Pluto dünyanın büyük bir ekonomik buhran içinde kıvrandığı 1930 yılında Clyde Tombaugh tarafından keşfedildi. Bu dönemde yaygınlaşmaya başlayan cinayetler, suikastlar, entrikalar ve uyuşturucu pazarı insanlığı yeni palazlanmaya başlayan "Mafya" olgusuyla karşı karşıya bıraktı.
Bilhassa ABD kıtasında haksız kazanç sağlamak için her yolu mübah gören gangsterler türedi. Avrupa'da ise diktatörler yönetimi tırmanışa geçti. Pluto'nun keşfi peşi sıra ikinci dünya savaşı (1939 - 1945) patlak verdi. ABD'de 1942 yılında Robert Oppenheimer öncülüğünde gizlice toplanan bir grup bilim adamı Atom bombası yaptı.
Pluto'nun yönettiği yüksek saflıktaki Plutonyum metali kullanılarak yapılan atom bombası önce Hiroşima'ya, üç gün sonrasında da Nagazaki'ye atıldı ve büyük bir insanlık trajedisine yol açtı. Aynı zaman diliminde yükselen nasyonal sosyalizm ve etnik milliyetçilik hezeyanıyla acımasızca uygulanan soykırım, kana bulanan bir dünya, toplu ölümler ve onulmaz bir yara alan insanlık...

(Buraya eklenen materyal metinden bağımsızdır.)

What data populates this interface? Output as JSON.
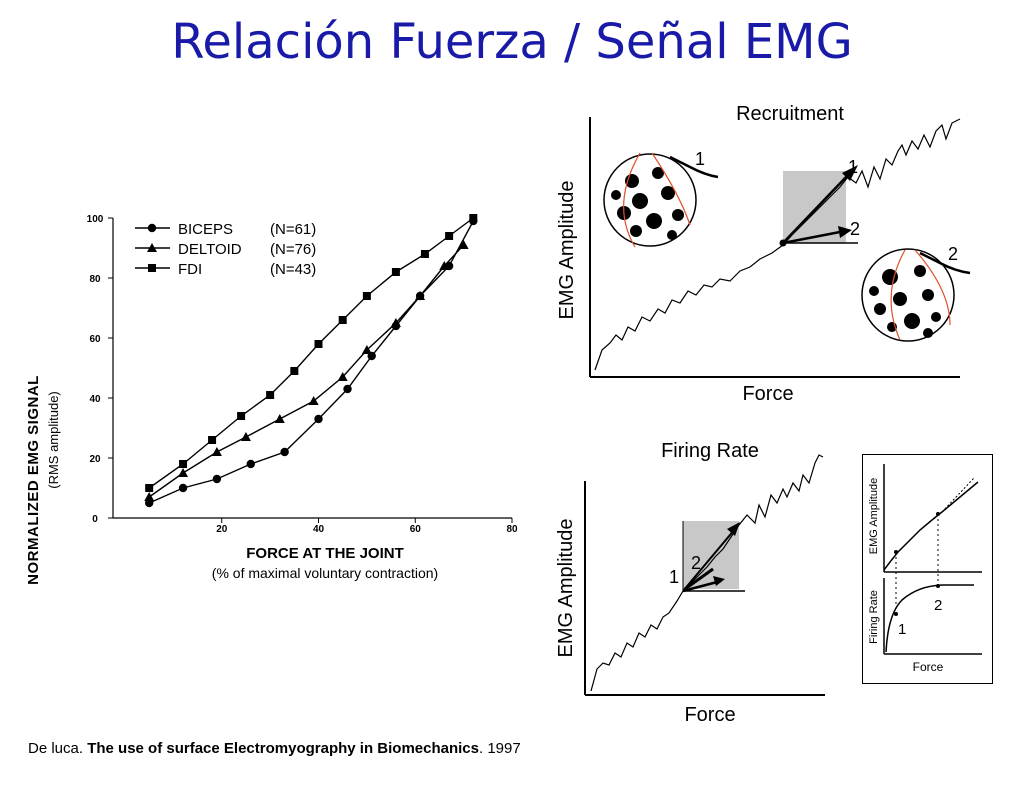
{
  "title": "Relación Fuerza / Señal EMG",
  "citation": {
    "author": "De luca.",
    "work": "The use of surface Electromyography in Biomechanics",
    "year": ". 1997"
  },
  "chart_data": [
    {
      "type": "line",
      "xlabel": "FORCE AT THE JOINT",
      "xlabel_sub": "(% of maximal voluntary contraction)",
      "ylabel": "NORMALIZED EMG SIGNAL",
      "ylabel_sub": "(RMS amplitude)",
      "xlim": [
        0,
        80
      ],
      "ylim": [
        0,
        100
      ],
      "xticks": [
        "20",
        "40",
        "60",
        "80"
      ],
      "yticks": [
        "0",
        "20",
        "40",
        "60",
        "80",
        "100"
      ],
      "legend_position": "top-left",
      "grid": false,
      "series": [
        {
          "name": "BICEPS",
          "n": "(N=61)",
          "marker": "circle",
          "x": [
            5,
            12,
            19,
            26,
            33,
            40,
            46,
            51,
            56,
            61,
            67,
            72
          ],
          "y": [
            5,
            10,
            13,
            18,
            22,
            33,
            43,
            54,
            64,
            74,
            84,
            99
          ]
        },
        {
          "name": "DELTOID",
          "n": "(N=76)",
          "marker": "triangle",
          "x": [
            5,
            12,
            19,
            25,
            32,
            39,
            45,
            50,
            56,
            61,
            66,
            70
          ],
          "y": [
            7,
            15,
            22,
            27,
            33,
            39,
            47,
            56,
            65,
            74,
            84,
            91
          ]
        },
        {
          "name": "FDI",
          "n": "(N=43)",
          "marker": "square",
          "x": [
            5,
            12,
            18,
            24,
            30,
            35,
            40,
            45,
            50,
            56,
            62,
            67,
            72
          ],
          "y": [
            10,
            18,
            26,
            34,
            41,
            49,
            58,
            66,
            74,
            82,
            88,
            94,
            100
          ]
        }
      ]
    },
    {
      "type": "diagram",
      "title": "Recruitment",
      "xlabel": "Force",
      "ylabel": "EMG Amplitude",
      "arrow_labels": [
        "1",
        "2"
      ],
      "unit_labels": [
        "1",
        "2"
      ]
    },
    {
      "type": "diagram",
      "title": "Firing Rate",
      "xlabel": "Force",
      "ylabel": "EMG Amplitude",
      "arrow_labels": [
        "1",
        "2"
      ]
    },
    {
      "type": "diagram",
      "top_ylabel": "EMG Amplitude",
      "bottom_ylabel": "Firing Rate",
      "xlabel": "Force",
      "point_labels": [
        "1",
        "2"
      ]
    }
  ]
}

Dünya yarı psikoz durumda iken yeşermeye başlayan varoluşçuluk akımı insanoğlunun temelde yalnız olma gerçeğine vurgu yaparken aynı zamanda en derindeki ölüm korkusunu da su yüzüne çıkardı.
Pluto'nun mitolojik ve astronomik özelliklerini karşılaştırdığımızda her şeyin birbirini tutuğunu görürüz. Mitolojide Pluto yer altı ölüm tanrısı Hades'tir. Kendisini diğer tanrılardan izole edip yeraltına çekilmesi, karanlık, soğuk, görünmez, katı ve acımasız bir tavır takınması gibi özellikleri astronomik özellikleri ile de örtüşmektedir.
Astronomik olarak Pluto, Güneş ısı ve ışığının ulaşamadığı, sistemin en karanlık, en soğuk, en dip noktasında yer almaktadır. Diğer gezegenlerle kıyaslandığında en eliptik yörüngeye sahip olması ve en gelişmiş merceklerle bile zor görülmesi Güneş sistemi kurallarına aykırı düşmektedir.
Kuşkusuz en köklü dönüşümleri simgeleyen Pluto kolektif bilinçaltı ile bağlantılıdır. Onun etkisine maruz kalındığında hiç bir şeyin eskisi gibi aynı kalmasının imkan ihtimali yoktur!